São 12h16min. Um enorme vira-lata, branco com enormes manchas em caramelo urina ao pé do tronco da viçosa árvore. Há um movimento médio de pessoas e automóveis e a pouca, mas, abençoada brisa balança as folhas das árvores, plantas e das várias rabiolas plásticas enroscadas nos diversos fios de força elétrica e telefonia.
Hoje é o primeiro dia de outono, no entanto, o forte calor do sol faz com que se pareça muito mais com os dias deste último verão.
Já há alguns dias que venho experimentando sentimentos de tédio, rotina e falta de sentido... São sempre os mesmos movimentos, as mesmas atividades, as mesmas pessoas com seus velhos e rotineiros assuntos pautados no script social básico. As conversas deixam claro que se não estamos correndo atrás de alguns poucos trocados para dar conta do suado custo de vida, ou melhor, do suado custo existencial, - uma vez que nada disso pode ser comparado com vida -, estamos quase sempre buscando por alguma forma de distração...
Distopia, distorção, distração, distratar, distrição, disfarce, dis... Várias palavras com o mesmo prefixo, mas, que, no entanto, refletem o mau estado, o defeito, a dificuldade, a inércia e o distanciamento que buscamos da nossa própria realidade interior e exterior...
Essas conversas me mostram que sempre procuramos por algo que momentaneamente nos liberte desse terrível sentimento paralisante: tédio, vazio!...
É uma inquietude interior; um sentimento de que algo está faltando...
É como o buraquinho no centro do biscoito de polvilho...
Esse sentimento rouba a nossa energia criadora e sem ela, manifesta-se a letargia, o sono, a preguiça e para não se entregar a eles, busca-se uma ocupação qualquer, um passatempo...
Quando penso nisso, lembro-me sempre das frases de meu pai:
- Meu filho, é melhor manter a mente sempre ocupada com alguma coisa... Cabeça vazia, oficina do diabo!...
É o cafezinho na padaria, o jornal do dia, a revista semanal, a balinha de coco, a mudança do dial do rádio, a corridinha no shopping, aquele cigarrinho (licito ou ilícito)...
É o flerte e a sedução, a caixa de e-mails, o MSN, um novo texto, um novo site, um torpedinho no celular, uma passadinha rápida no Orkut ou no Blog longe dos olhos do patrão...
Uma ligação para um amigo, para a amante (a esposa é sempre a última das opções – pode trazer problemas que nos deixem ainda mais entediados!)...

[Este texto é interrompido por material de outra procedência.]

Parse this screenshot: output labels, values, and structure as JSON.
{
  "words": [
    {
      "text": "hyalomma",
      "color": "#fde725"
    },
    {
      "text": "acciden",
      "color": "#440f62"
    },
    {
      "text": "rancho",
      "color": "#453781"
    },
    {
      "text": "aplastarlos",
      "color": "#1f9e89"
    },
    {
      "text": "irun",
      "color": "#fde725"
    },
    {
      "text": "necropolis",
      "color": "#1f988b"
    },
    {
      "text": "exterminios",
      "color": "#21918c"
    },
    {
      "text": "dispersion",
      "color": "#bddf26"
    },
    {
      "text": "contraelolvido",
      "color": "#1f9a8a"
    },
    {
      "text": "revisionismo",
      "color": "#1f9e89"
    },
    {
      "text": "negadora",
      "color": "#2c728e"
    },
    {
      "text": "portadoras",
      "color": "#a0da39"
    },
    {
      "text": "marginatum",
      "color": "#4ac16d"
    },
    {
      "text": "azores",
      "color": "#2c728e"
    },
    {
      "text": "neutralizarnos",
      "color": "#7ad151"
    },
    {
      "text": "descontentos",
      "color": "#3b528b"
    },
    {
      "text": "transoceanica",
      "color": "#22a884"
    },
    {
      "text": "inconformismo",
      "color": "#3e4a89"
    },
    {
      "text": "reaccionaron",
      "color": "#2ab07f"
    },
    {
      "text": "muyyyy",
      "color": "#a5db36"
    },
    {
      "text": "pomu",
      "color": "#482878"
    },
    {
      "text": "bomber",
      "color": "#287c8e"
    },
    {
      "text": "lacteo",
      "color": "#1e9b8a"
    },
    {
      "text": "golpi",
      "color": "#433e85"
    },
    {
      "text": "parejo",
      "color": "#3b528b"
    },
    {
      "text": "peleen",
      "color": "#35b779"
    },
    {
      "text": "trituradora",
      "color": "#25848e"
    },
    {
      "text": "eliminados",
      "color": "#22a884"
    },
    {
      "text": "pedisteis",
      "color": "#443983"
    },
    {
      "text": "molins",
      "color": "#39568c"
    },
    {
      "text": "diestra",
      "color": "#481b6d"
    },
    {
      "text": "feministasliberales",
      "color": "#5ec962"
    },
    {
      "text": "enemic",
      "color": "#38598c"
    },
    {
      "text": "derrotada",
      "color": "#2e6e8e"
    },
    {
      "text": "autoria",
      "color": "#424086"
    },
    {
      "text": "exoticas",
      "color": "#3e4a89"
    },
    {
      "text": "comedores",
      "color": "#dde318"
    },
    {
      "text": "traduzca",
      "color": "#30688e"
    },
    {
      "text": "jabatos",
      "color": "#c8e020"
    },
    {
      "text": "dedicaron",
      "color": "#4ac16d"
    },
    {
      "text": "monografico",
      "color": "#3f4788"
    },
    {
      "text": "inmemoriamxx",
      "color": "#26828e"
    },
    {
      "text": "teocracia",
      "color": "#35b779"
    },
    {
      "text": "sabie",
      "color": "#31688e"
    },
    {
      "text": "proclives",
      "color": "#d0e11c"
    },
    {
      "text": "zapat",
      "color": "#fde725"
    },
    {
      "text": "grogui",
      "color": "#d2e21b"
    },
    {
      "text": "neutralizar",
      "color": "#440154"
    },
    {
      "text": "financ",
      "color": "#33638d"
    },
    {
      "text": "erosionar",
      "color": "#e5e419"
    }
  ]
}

É um novo softer, um novo filme, um novo joguinho ou baixar uma infinidade de mp3...
Quem sabe um grande negócio? Uma viagem para o Everest? Um final de semana num SPA?

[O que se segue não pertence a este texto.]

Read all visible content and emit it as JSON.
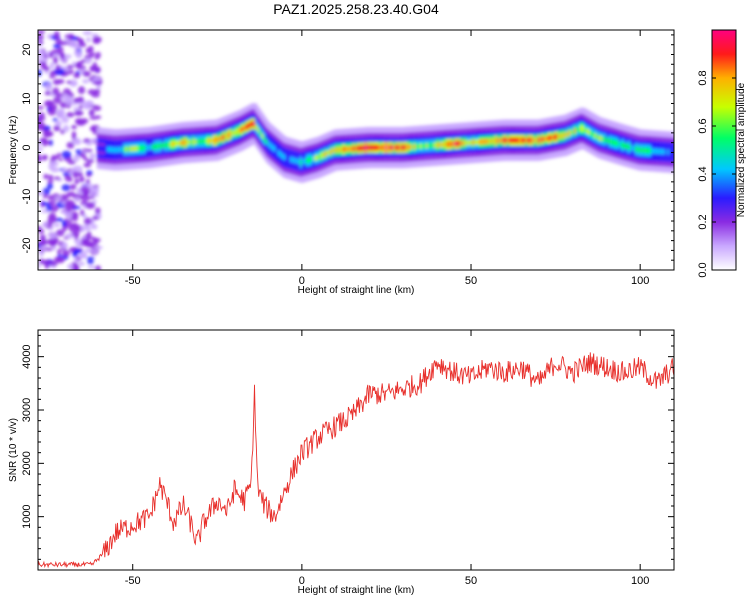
{
  "title": "PAZ1.2025.258.23.40.G04",
  "colors": {
    "snr_line": "#e8302c",
    "colormap": [
      "#ffffff",
      "#c9a8ff",
      "#8a2be2",
      "#2a1cff",
      "#00c8ff",
      "#00ff66",
      "#c8ff00",
      "#ffb000",
      "#ff1a1a",
      "#ff0080"
    ]
  },
  "chart_data": [
    {
      "type": "heatmap",
      "xlabel": "Height of straight line (km)",
      "ylabel": "Frequency (Hz)",
      "xlim": [
        -78,
        110
      ],
      "ylim": [
        -25,
        24
      ],
      "xticks": [
        -50,
        0,
        50,
        100
      ],
      "yticks": [
        20,
        10,
        0,
        -10,
        -20
      ],
      "colorbar": {
        "label": "Normalized spectral amplitude",
        "range": [
          0,
          1
        ],
        "ticks": [
          "0.0",
          "0.2",
          "0.4",
          "0.6",
          "0.8"
        ],
        "tick_values": [
          0,
          0.2,
          0.4,
          0.6,
          0.8
        ]
      },
      "ridge_frequency": {
        "x": [
          -62,
          -55,
          -45,
          -35,
          -25,
          -18,
          -14,
          -10,
          -5,
          0,
          5,
          10,
          20,
          30,
          40,
          50,
          60,
          70,
          78,
          83,
          88,
          95,
          100,
          110
        ],
        "y": [
          0,
          -0.5,
          0,
          1,
          1.5,
          3.5,
          5,
          1,
          -2,
          -3,
          -2,
          -0.5,
          0,
          0,
          0.5,
          1,
          1.5,
          1.5,
          2.5,
          4,
          2,
          0.5,
          -0.5,
          -1
        ]
      },
      "ridge_amplitude": {
        "x": [
          -62,
          -55,
          -50,
          -45,
          -40,
          -35,
          -30,
          -25,
          -20,
          -15,
          -10,
          -5,
          0,
          5,
          10,
          15,
          20,
          25,
          30,
          35,
          40,
          45,
          50,
          55,
          60,
          65,
          70,
          75,
          80,
          85,
          90,
          95,
          100,
          105,
          110
        ],
        "y": [
          0.3,
          0.4,
          0.65,
          0.5,
          0.6,
          0.8,
          0.55,
          0.85,
          0.75,
          0.9,
          0.45,
          0.4,
          0.5,
          0.6,
          0.75,
          0.8,
          0.95,
          0.95,
          0.85,
          0.6,
          0.7,
          0.9,
          0.7,
          0.75,
          0.8,
          0.9,
          0.8,
          0.85,
          0.7,
          0.6,
          0.6,
          0.5,
          0.6,
          0.45,
          0.4
        ]
      },
      "noise_region": {
        "x_range": [
          -78,
          -60
        ]
      }
    },
    {
      "type": "line",
      "xlabel": "Height of straight line (km)",
      "ylabel": "SNR (10 * v/v)",
      "xlim": [
        -78,
        110
      ],
      "ylim": [
        0,
        4500
      ],
      "xticks": [
        -50,
        0,
        50,
        100
      ],
      "yticks": [
        1000,
        2000,
        3000,
        4000
      ],
      "series": [
        {
          "x": [
            -78,
            -70,
            -62,
            -58,
            -55,
            -50,
            -45,
            -42,
            -40,
            -38,
            -35,
            -33,
            -31,
            -29,
            -25,
            -22,
            -20,
            -17,
            -15,
            -14,
            -13,
            -11,
            -8,
            -5,
            -3,
            0,
            5,
            10,
            15,
            20,
            25,
            30,
            35,
            40,
            45,
            50,
            55,
            60,
            65,
            70,
            75,
            80,
            85,
            90,
            95,
            100,
            105,
            110
          ],
          "y": [
            100,
            100,
            100,
            350,
            700,
            850,
            1000,
            1600,
            1300,
            900,
            1200,
            900,
            500,
            900,
            1300,
            1100,
            1500,
            1300,
            1600,
            3300,
            1500,
            1200,
            1000,
            1500,
            1800,
            2200,
            2500,
            2700,
            2900,
            3300,
            3300,
            3400,
            3500,
            3900,
            3700,
            3600,
            3800,
            3700,
            3800,
            3500,
            3900,
            3700,
            3900,
            3800,
            3700,
            3800,
            3500,
            3800
          ]
        }
      ]
    }
  ]
}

Um sistema de yoga e meditação? Uma nova religião? Um novo credo?...
Credo!
Um novo escritor ou ousar organizar-se como tal?
Mas nada disso parece resolver; são apenas paliativos para situações momentâneas... Ele continua lá!...
E tão logo o efeito da “novocaína” – o anestésico do novo – encerra seu efeito, nosso conhecido inimigo comum se apresenta com juros e correções, por vezes não só monetárias, como também emocionais! E o resultado?
Ressaca...
Rodamos, rodamos, rodamos e rodamos mais um pouquinho e acabamos nos entediando de tanto rodar neste “museu de grandes novidades”, como já dizia o poeta.
E constatando tudo isso me pergunto:
O que fazer?
O que será que ocorre quando o tédio chega em sua plenitude?
Será possível viver a plenitude do tédio, experimentá-lo em sua totalidade?
Confesso que nunca me permiti passar por esta experiência. O próprio fato de escrever sobre o tédio já é uma infrutífera tentativa de me distrair do mesmo. Quem sabe seja melhor parar de escrever antes que você, leitor, projete seu próprio tédio para este texto...
É! Parece não ter jeito!
Se correr o tédio pega, se sentar o tédio come!...
E come lentamente... Os aposentados que o digam!
O que? Já sei!... Lá vem você com aquele pensamento coletivo dizendo que isso é “falta de Jesus em minha vida!”...
Quer saber? Na altura do campeonato, acho que até Jesus deve estar entediado com esse tipo de pensamento: Só Jesus salva!
Tudo bem! E depois?...
Quem é que vai me salvar de Jesus?
Ok! Ok!...
Melhor um tédio espiritual que um tédio comercial!...
E assim caminha a humanidade!...Que tédio!